Heavily banned in US Schools, ‘Gender Queer’ by Maia Kobabe reminds us of the importance of media representation for queer youth.

Last September, a controversy sparked in Northern Virginia when a Fairfax County school board meeting decided over the ban of several books. The following week, one of the books was successively banned in schools in Rhode Island, New Jersey, Ohio, Washington, and Texas. As of today, discussions are still taking place over if the book may or may not remain on school library shelves. But what is this book about, and why is it so important to fight to keep it accessible to the youth?

‘Gender Queer: A Memoir’, came out in May 2019. Winner of many awards like the Stonewall Book Award, it received its fifth print and is getting translated into multiple languages. The well-established graphic novel has since found its way into school libraries, where it is very much needed.

Written by Maia Kobabe, a nonbinary queer author and illustrator, ‘Gender Queer’ was, first of all, a guide for eir own parents and family. The graphic memoir serves as a cathartic autobiography, from Maia Kobabe’s youth to current days, as e is in a search for identity. Comics is a particularly good medium to convey this life story in an accessible way, and Maia Kobabe tales it with honesty and sensibility.

Through the graphic memoir, Maia Kobabe highlights arbitrary gender constructs and progressively draws an explanation of what it is to be non-binary. As we get deeper into the novel, Maia gets deeper into the realization that the traditional gender binary was not going to work out for em. The accessibility and readability of ‘Gender Queer’ make it an important piece of art for queer teens and their non-informed close ones.

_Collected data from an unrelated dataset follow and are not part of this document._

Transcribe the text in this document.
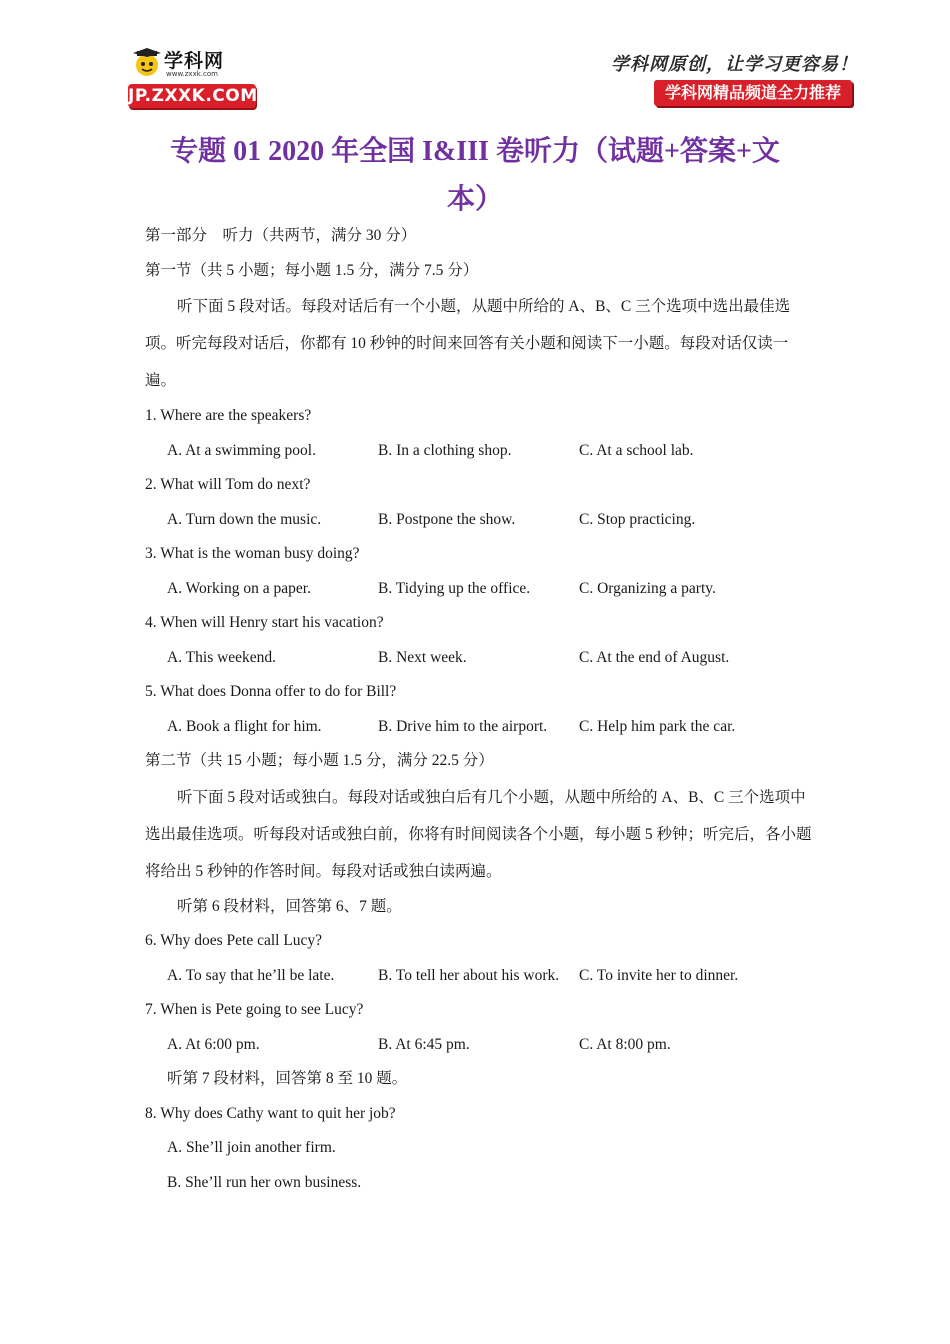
学科网
www.zxxk.com
JP.ZXXK.COM
学科网原创，让学习更容易！
学科网精品频道全力推荐
专题 01 2020 年全国 I&III 卷听力（试题+答案+文
本）
第一部分　听力（共两节，满分 30 分）
第一节（共 5 小题；每小题 1.5 分，满分 7.5 分）

听下面 5 段对话。每段对话后有一个小题，从题中所给的 A、B、C 三个选项中选出最佳选项。听完每段对话后，你都有 10 秒钟的时间来回答有关小题和阅读下一小题。每段对话仅读一遍。

1. Where are the speakers?
A. At a swimming pool.	B. In a clothing shop.	C. At a school lab.
2. What will Tom do next?
A. Turn down the music.	B. Postpone the show.	C. Stop practicing.
3. What is the woman busy doing?
A. Working on a paper.	B. Tidying up the office.	C. Organizing a party.
4. When will Henry start his vacation?
A. This weekend.	B. Next week.	C. At the end of August.
5. What does Donna offer to do for Bill?
A. Book a flight for him.	B. Drive him to the airport. C. Help him park the car.
第二节（共 15 小题；每小题 1.5 分，满分 22.5 分）

听下面 5 段对话或独白。每段对话或独白后有几个小题，从题中所给的 A、B、C 三个选项中选出最佳选项。听每段对话或独白前，你将有时间阅读各个小题，每小题 5 秒钟；听完后，各小题将给出 5 秒钟的作答时间。每段对话或独白读两遍。

听第 6 段材料，回答第 6、7 题。
6. Why does Pete call Lucy?
A. To say that he’ll be late.	B. To tell her about his work. C. To invite her to dinner.
7. When is Pete going to see Lucy?
A. At 6:00 pm.	B. At 6:45 pm.	C. At 8:00 pm.
听第 7 段材料，回答第 8 至 10 题。
8. Why does Cathy want to quit her job?
A. She’ll join another firm.
B. She’ll run her own business.
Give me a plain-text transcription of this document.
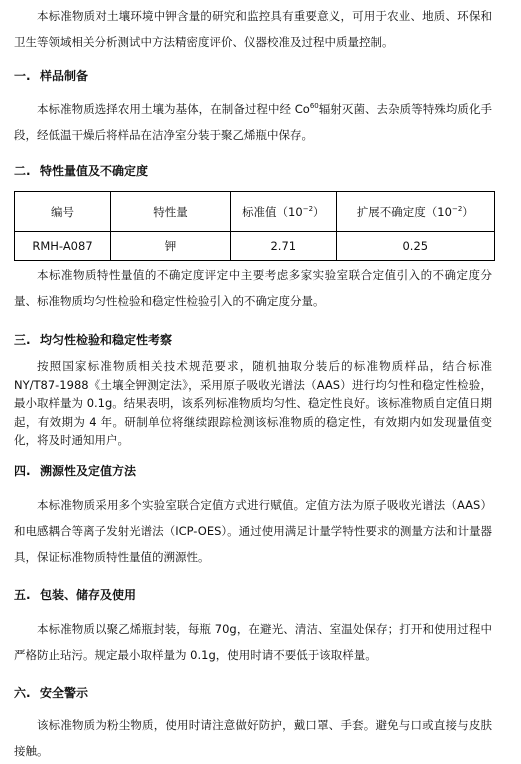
本标准物质对土壤环境中钾含量的研究和监控具有重要意义，可用于农业、地质、环保和卫生等领域相关分析测试中方法精密度评价、仪器校准及过程中质量控制。

一. 样品制备

本标准物质选择农用土壤为基体，在制备过程中经 Co$^{60}$辐射灭菌、去杂质等特殊均质化手段，经低温干燥后将样品在洁净室分装于聚乙烯瓶中保存。

二. 特性量值及不确定度
编号	特性量	标准值$(10^{-2})$	扩展不确定度$(10^{-2})$
RMH-A087	钾	2.71	0.25

本标准物质特性量值的不确定度评定中主要考虑多家实验室联合定值引入的不确定度分量、标准物质均匀性检验和稳定性检验引入的不确定度分量。

三. 均匀性检验和稳定性考察

按照国家标准物质相关技术规范要求，随机抽取分装后的标准物质样品，结合标准NY/T87-1988《土壤全钾测定法》，采用原子吸收光谱法（AAS）进行均匀性和稳定性检验，最小取样量为 0.1g。结果表明，该系列标准物质均匀性、稳定性良好。该标准物质自定值日期起，有效期为 4 年。研制单位将继续跟踪检测该标准物质的稳定性，有效期内如发现量值变化，将及时通知用户。

四. 溯源性及定值方法

本标准物质采用多个实验室联合定值方式进行赋值。定值方法为原子吸收光谱法（AAS）和电感耦合等离子发射光谱法（ICP-OES）。通过使用满足计量学特性要求的测量方法和计量器具，保证标准物质特性量值的溯源性。

五. 包装、储存及使用

本标准物质以聚乙烯瓶封装，每瓶 70g，在避光、清洁、室温处保存；打开和使用过程中严格防止玷污。规定最小取样量为 0.1g，使用时请不要低于该取样量。

六. 安全警示

该标准物质为粉尘物质，使用时请注意做好防护，戴口罩、手套。避免与口或直接与皮肤接触。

Maia Kobabe explained that if e came out to eir mom as bisexual in high school, it took em almost a decade to come out as nonbinary. The main reason was the lack of visibility of trans and nonbinary identities growing up, leading to a lack of understanding. As the queer youth usually cannot find the answers they need at home or in classrooms, media is their first form of information. This is why it is so important for those books to be in school libraries: The recent surge of censorship towards books that tackles race, sexuality, and gender identity threatens this sometimes lifesaving source of information. Books like ‘Gender Queer’ are vital to some queer kids, putting words on their feelings, validating their identity. It is then crucial to support authors like Maia Kobabe, whose words can be a lifeline.